The call won't be on until tomorrow morning, but the news is out: ACAS enjoyed $59M in NOI (+84% q/q), $149M in "net earnings" (+$72m over q309), over $300m in cash proceeds from realizations, and $407m in debt repayment. NAV increased $0.44 over the quarter to stand at $9.59 per share, more than $2 higher than the after-hours share price printing at the time of writing. Net unrealized appreciation on portfolio investments swelled with the improving economy, and the realization of losses on investment exits, combined to drive the quarter's unrealized portfolio appreciation to $158m.
ACAS' investment in ECAS, about which readers have heard here before, is now valued at $0.5B while its own NAV stands at $0.8B, implying hundreds of millions in discounted valuation that would not exist if ACAS were to dissolve the corporate fiction of ECAS and hold the company's portfolio investments directly. The $300M discount baked into ECAS is thus an artifact of FAS 157, and the likelihood that selling the whole portfolio in a corporate wrapper would involve a NAV discount similar to ACAS' own NAV discount. While this makes perfect sense from the standpoint of FAS 157, of course, it boggles the mind: if a dollar bill is worth $1, but is worth only $0.63 hidden in a wallet, it's worth $0.44 if the wallet is first tucked into a purse. Got that? Good.
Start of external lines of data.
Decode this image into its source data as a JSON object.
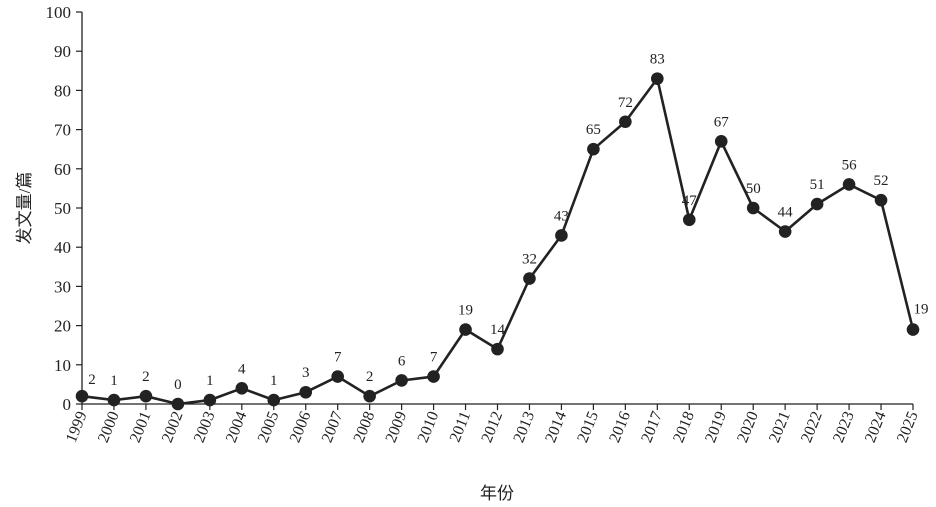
{
  "chart_data": {
    "type": "line",
    "x": [
      "1999",
      "2000",
      "2001",
      "2002",
      "2003",
      "2004",
      "2005",
      "2006",
      "2007",
      "2008",
      "2009",
      "2010",
      "2011",
      "2012",
      "2013",
      "2014",
      "2015",
      "2016",
      "2017",
      "2018",
      "2019",
      "2020",
      "2021",
      "2022",
      "2023",
      "2024",
      "2025"
    ],
    "values": [
      2,
      1,
      2,
      0,
      1,
      4,
      1,
      3,
      7,
      2,
      6,
      7,
      19,
      14,
      32,
      43,
      65,
      72,
      83,
      47,
      67,
      50,
      44,
      51,
      56,
      52,
      19
    ],
    "xlabel": "年份",
    "ylabel": "发文量/篇",
    "ylim": [
      0,
      100
    ],
    "yticks": [
      0,
      10,
      20,
      30,
      40,
      50,
      60,
      70,
      80,
      90,
      100
    ],
    "grid": false,
    "line_color": "#222222",
    "marker_color": "#222222"
  }
}
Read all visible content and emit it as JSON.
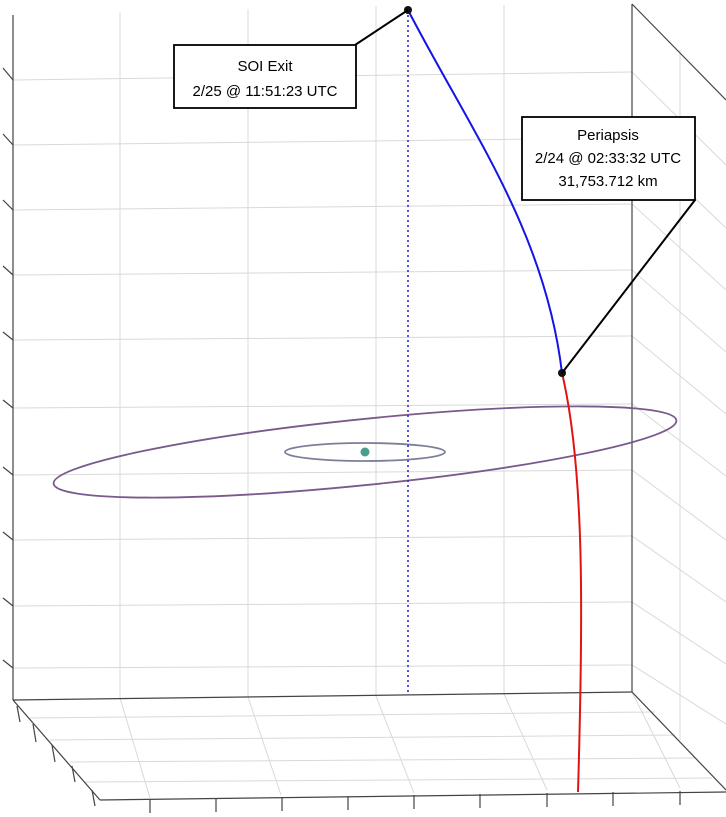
{
  "chart_data": {
    "type": "3d-trajectory",
    "title": "",
    "xlabel": "",
    "ylabel": "",
    "zlabel": "",
    "grid": true,
    "series": [
      {
        "color": "#1414e6",
        "style": "solid"
      },
      {
        "color": "#e01414",
        "style": "solid"
      },
      {
        "color": "#7a5a8c",
        "style": "solid"
      },
      {
        "color": "#7b7f9a",
        "style": "solid"
      },
      {
        "color": "#2a2ad6",
        "style": "dotted"
      }
    ],
    "central_body": {
      "color": "#4a9e8e"
    },
    "annotations": [
      {
        "label": "SOI Exit",
        "lines": [
          "SOI Exit",
          "2/25 @ 11:51:23 UTC"
        ]
      },
      {
        "label": "Periapsis",
        "lines": [
          "Periapsis",
          "2/24 @ 02:33:32 UTC",
          "31,753.712 km"
        ]
      }
    ]
  }
}
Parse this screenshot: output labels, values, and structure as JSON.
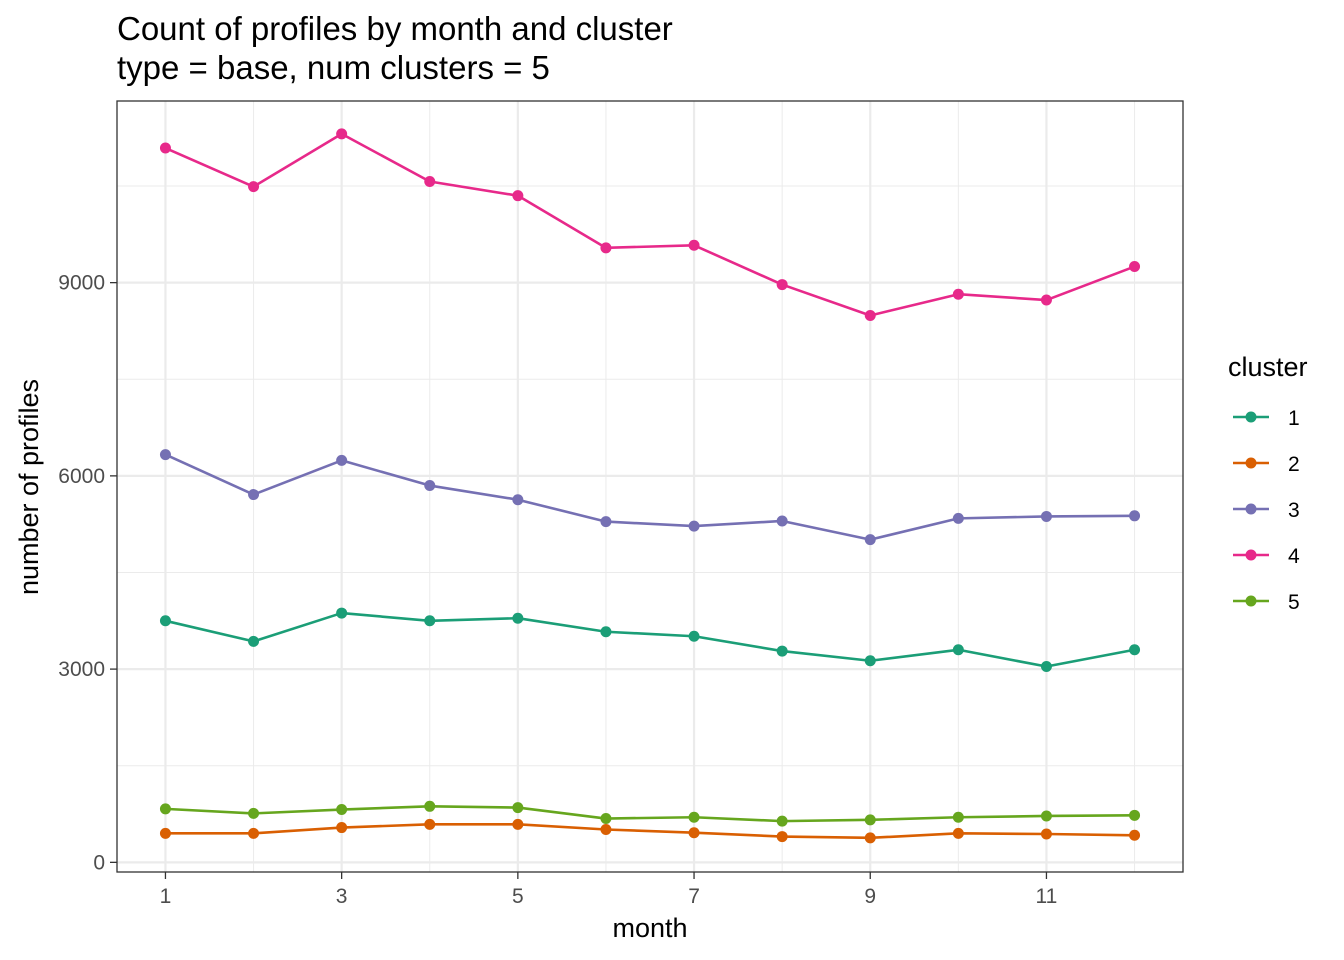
{
  "chart_data": {
    "type": "line",
    "title": "Count of profiles by month and cluster",
    "subtitle": "type = base, num clusters = 5",
    "xlabel": "month",
    "ylabel": "number of profiles",
    "x": [
      1,
      2,
      3,
      4,
      5,
      6,
      7,
      8,
      9,
      10,
      11,
      12
    ],
    "x_ticks": [
      "1",
      "3",
      "5",
      "7",
      "9",
      "11"
    ],
    "y_ticks": [
      "0",
      "3000",
      "6000",
      "9000"
    ],
    "xlim": [
      0.45,
      12.55
    ],
    "ylim": [
      -150,
      11820
    ],
    "grid": true,
    "legend_title": "cluster",
    "legend_position": "right",
    "series": [
      {
        "name": "1",
        "color": "#1b9e77",
        "values": [
          3750,
          3430,
          3870,
          3750,
          3790,
          3580,
          3510,
          3280,
          3130,
          3300,
          3040,
          3300
        ]
      },
      {
        "name": "2",
        "color": "#d95f02",
        "values": [
          450,
          450,
          540,
          590,
          590,
          510,
          460,
          400,
          380,
          450,
          440,
          420
        ]
      },
      {
        "name": "3",
        "color": "#7570b3",
        "values": [
          6330,
          5710,
          6240,
          5850,
          5630,
          5290,
          5220,
          5300,
          5010,
          5340,
          5370,
          5380
        ]
      },
      {
        "name": "4",
        "color": "#e7298a",
        "values": [
          11090,
          10490,
          11310,
          10570,
          10350,
          9540,
          9580,
          8970,
          8490,
          8820,
          8730,
          9250
        ]
      },
      {
        "name": "5",
        "color": "#66a61e",
        "values": [
          830,
          760,
          820,
          870,
          850,
          680,
          700,
          640,
          660,
          700,
          720,
          730
        ]
      }
    ]
  }
}
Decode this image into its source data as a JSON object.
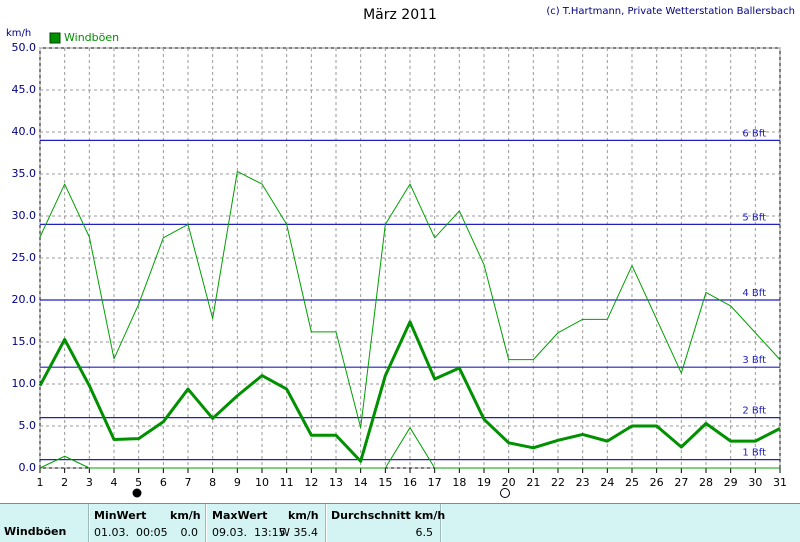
{
  "chart_data": {
    "type": "line",
    "title": "März 2011",
    "credit": "(c) T.Hartmann, Private Wetterstation Ballersbach",
    "y_unit": "km/h",
    "x": [
      1,
      2,
      3,
      4,
      5,
      6,
      7,
      8,
      9,
      10,
      11,
      12,
      13,
      14,
      15,
      16,
      17,
      18,
      19,
      20,
      21,
      22,
      23,
      24,
      25,
      26,
      27,
      28,
      29,
      30,
      31
    ],
    "xlim": [
      1,
      31
    ],
    "xticks": [
      1,
      2,
      3,
      4,
      5,
      6,
      7,
      8,
      9,
      10,
      11,
      12,
      13,
      14,
      15,
      16,
      17,
      18,
      19,
      20,
      21,
      22,
      23,
      24,
      25,
      26,
      27,
      28,
      29,
      30,
      31
    ],
    "ylim": [
      0,
      50
    ],
    "yticks": [
      {
        "value": 0,
        "label": "0.0"
      },
      {
        "value": 5,
        "label": "5.0"
      },
      {
        "value": 10,
        "label": "10.0"
      },
      {
        "value": 15,
        "label": "15.0"
      },
      {
        "value": 20,
        "label": "20.0"
      },
      {
        "value": 25,
        "label": "25.0"
      },
      {
        "value": 30,
        "label": "30.0"
      },
      {
        "value": 35,
        "label": "35.0"
      },
      {
        "value": 40,
        "label": "40.0"
      },
      {
        "value": 45,
        "label": "45.0"
      },
      {
        "value": 50,
        "label": "50.0"
      }
    ],
    "grid": true,
    "legend": "top-left",
    "series": [
      {
        "color": "#00a000",
        "width": 1,
        "values": [
          27.5,
          33.8,
          27.5,
          13,
          19.5,
          27.4,
          29,
          17.8,
          35.3,
          33.8,
          29,
          16.2,
          16.2,
          4.8,
          29,
          33.8,
          27.4,
          30.6,
          24.2,
          12.9,
          12.9,
          16.1,
          17.7,
          17.7,
          24.1,
          17.7,
          11.3,
          20.9,
          19.3,
          16.1,
          12.9
        ]
      },
      {
        "name": "Windböen",
        "color": "#009000",
        "width": 3,
        "values": [
          9.8,
          15.3,
          9.8,
          3.4,
          3.5,
          5.5,
          9.4,
          5.9,
          8.6,
          11,
          9.4,
          3.9,
          3.9,
          0.8,
          11,
          17.4,
          10.6,
          11.9,
          5.8,
          3,
          2.4,
          3.3,
          4,
          3.2,
          5,
          5,
          2.5,
          5.3,
          3.2,
          3.2,
          4.7
        ]
      },
      {
        "color": "#00a000",
        "width": 1,
        "values": [
          0,
          1.4,
          0,
          0,
          0,
          0,
          0,
          0,
          0,
          0,
          0,
          0,
          0,
          0,
          0,
          4.8,
          0,
          0,
          0,
          0,
          0,
          0,
          0,
          0,
          0,
          0,
          0,
          0,
          0,
          0,
          0
        ]
      }
    ],
    "reference_lines": [
      {
        "value": 1,
        "label": "1 Bft"
      },
      {
        "value": 6,
        "label": "2 Bft"
      },
      {
        "value": 12,
        "label": "3 Bft"
      },
      {
        "value": 20,
        "label": "4 Bft"
      },
      {
        "value": 29,
        "label": "5 Bft"
      },
      {
        "value": 39,
        "label": "6 Bft"
      }
    ],
    "reference_color": "#2020c0"
  },
  "table": {
    "row_label": "Windböen",
    "columns": [
      {
        "header": "MinWert",
        "unit": "km/h",
        "time": "01.03.  00:05",
        "value": "0.0"
      },
      {
        "header": "MaxWert",
        "unit": "km/h",
        "time": "09.03.  13:15",
        "value": "W 35.4"
      },
      {
        "header": "Durchschnitt km/h",
        "value": "6.5"
      }
    ]
  }
}
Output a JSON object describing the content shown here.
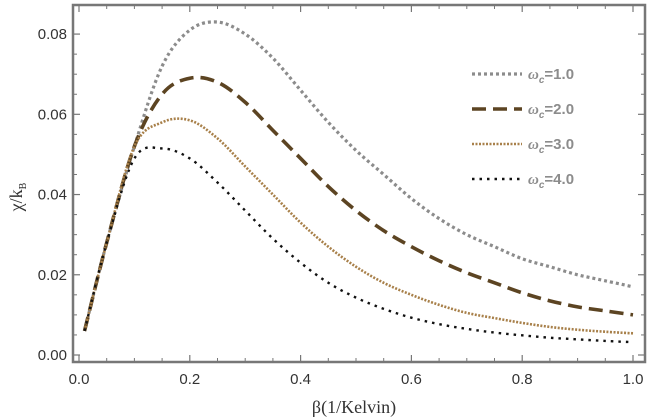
{
  "chart_data": {
    "type": "line",
    "xlabel": "β(1/Kelvin)",
    "ylabel": "χ/k_B",
    "ylabel_parts": {
      "main": "χ/k",
      "sub": "B"
    },
    "xlim": [
      0.0,
      1.0
    ],
    "ylim": [
      0.0,
      0.087
    ],
    "xticks": [
      0.0,
      0.2,
      0.4,
      0.6,
      0.8,
      1.0
    ],
    "xtick_labels": [
      "0.0",
      "0.2",
      "0.4",
      "0.6",
      "0.8",
      "1.0"
    ],
    "yticks": [
      0.0,
      0.02,
      0.04,
      0.06,
      0.08
    ],
    "ytick_labels": [
      "0.00",
      "0.02",
      "0.04",
      "0.06",
      "0.08"
    ],
    "legend_position": "top-right",
    "x": [
      0.01,
      0.05,
      0.1,
      0.15,
      0.2,
      0.25,
      0.3,
      0.35,
      0.4,
      0.45,
      0.5,
      0.55,
      0.6,
      0.65,
      0.7,
      0.75,
      0.8,
      0.85,
      0.9,
      0.95,
      1.0
    ],
    "series": [
      {
        "name": "ωc=1.0",
        "label_parts": {
          "symbol": "ω",
          "sub": "c",
          "value": "=1.0"
        },
        "color": "#8c8c8c",
        "dash": "dotted",
        "values": [
          0.006,
          0.028,
          0.052,
          0.072,
          0.081,
          0.083,
          0.08,
          0.074,
          0.066,
          0.058,
          0.051,
          0.045,
          0.039,
          0.034,
          0.03,
          0.027,
          0.024,
          0.022,
          0.02,
          0.0185,
          0.017
        ]
      },
      {
        "name": "ωc=2.0",
        "label_parts": {
          "symbol": "ω",
          "sub": "c",
          "value": "=2.0"
        },
        "color": "#5c4422",
        "dash": "long-dash",
        "values": [
          0.006,
          0.028,
          0.052,
          0.065,
          0.069,
          0.068,
          0.063,
          0.056,
          0.049,
          0.042,
          0.036,
          0.031,
          0.027,
          0.0235,
          0.0205,
          0.018,
          0.0155,
          0.0135,
          0.012,
          0.011,
          0.01
        ]
      },
      {
        "name": "ωc=3.0",
        "label_parts": {
          "symbol": "ω",
          "sub": "c",
          "value": "=3.0"
        },
        "color": "#a8804a",
        "dash": "dense-dotted",
        "values": [
          0.006,
          0.028,
          0.052,
          0.058,
          0.0585,
          0.054,
          0.047,
          0.04,
          0.033,
          0.027,
          0.022,
          0.018,
          0.015,
          0.0125,
          0.0105,
          0.0092,
          0.008,
          0.007,
          0.0063,
          0.0058,
          0.0054
        ]
      },
      {
        "name": "ωc=4.0",
        "label_parts": {
          "symbol": "ω",
          "sub": "c",
          "value": "=4.0"
        },
        "color": "#111111",
        "dash": "sparse-dotted",
        "values": [
          0.006,
          0.028,
          0.049,
          0.0515,
          0.049,
          0.043,
          0.036,
          0.029,
          0.023,
          0.018,
          0.0143,
          0.0115,
          0.0093,
          0.0077,
          0.0065,
          0.0056,
          0.0049,
          0.0043,
          0.0039,
          0.0035,
          0.0032
        ]
      }
    ]
  }
}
You are getting the theory of how ACAS is valued under FAS 157 in light of the NAV discount.
So, how many of those purses you want?
ACAS' balance sheet should strengthen with any broader economic recovery, as its portfolio is diverse and capable of catching updraft from any direction. Improvements at portfolio companies flow to ACAS' bottom line. They also improve valuation metrics (earnings being an input into valuation formulas) which boost ACAS' NAV.
ACAS is currently $107m away from lowering the interest rate on its outstanding debt. Part of the $407m in debt repayment was on secured debt due in 2013, intended to make sure that ACAS doesn't have another liquidity crisis inspired by another default scare. ACAS is looking out more than a quarter ahead, which I like to see in management. Avoiding liquidity crises and improving the cost of debt are both solid strategic moves. The Jaded Consumer approves.
One thing worth noting is the improvement in the loan portfolio on non-accrual. Last quarter, non-accrual loans stood at $308 of "fair value" (8.5% of all loans at "fair value"), but this quarter the number has slid to $265m of fair value and a less upsetting $7.8% of all loans at fair value. As portfolio companies get their footing and resume payments, ACAS' NOI and the valuation of the loan portfolio should both improve.
I wasn't particularly happy to read that the $305m in cash proceeds involved sales at an average of 2.9% below last quarter's FAS-157-compliant "fair value" -- after all, the portfolio was going up, right? -- but I'd rather have the cash out of dogs. New investments of $63m are good news: ACAS is cherry-picking the best deals available across a broad range of sectors, and I want as many of those good deals in my shopping cart as we head toward the register.
I also like to see 5% per quarter in NAV increase. ACAS doesn't make a return on its share price, it makes a return on its investment portfolio. Watching that portfolio swell is better long-term news to me than a share price uptick. The portfolio and the NOI it generates is real.
I'm interested to get more color on the company's outlook from tomorrow's call, but it may be a few days until I get a chance to hear it. In the meantime, I like what I see.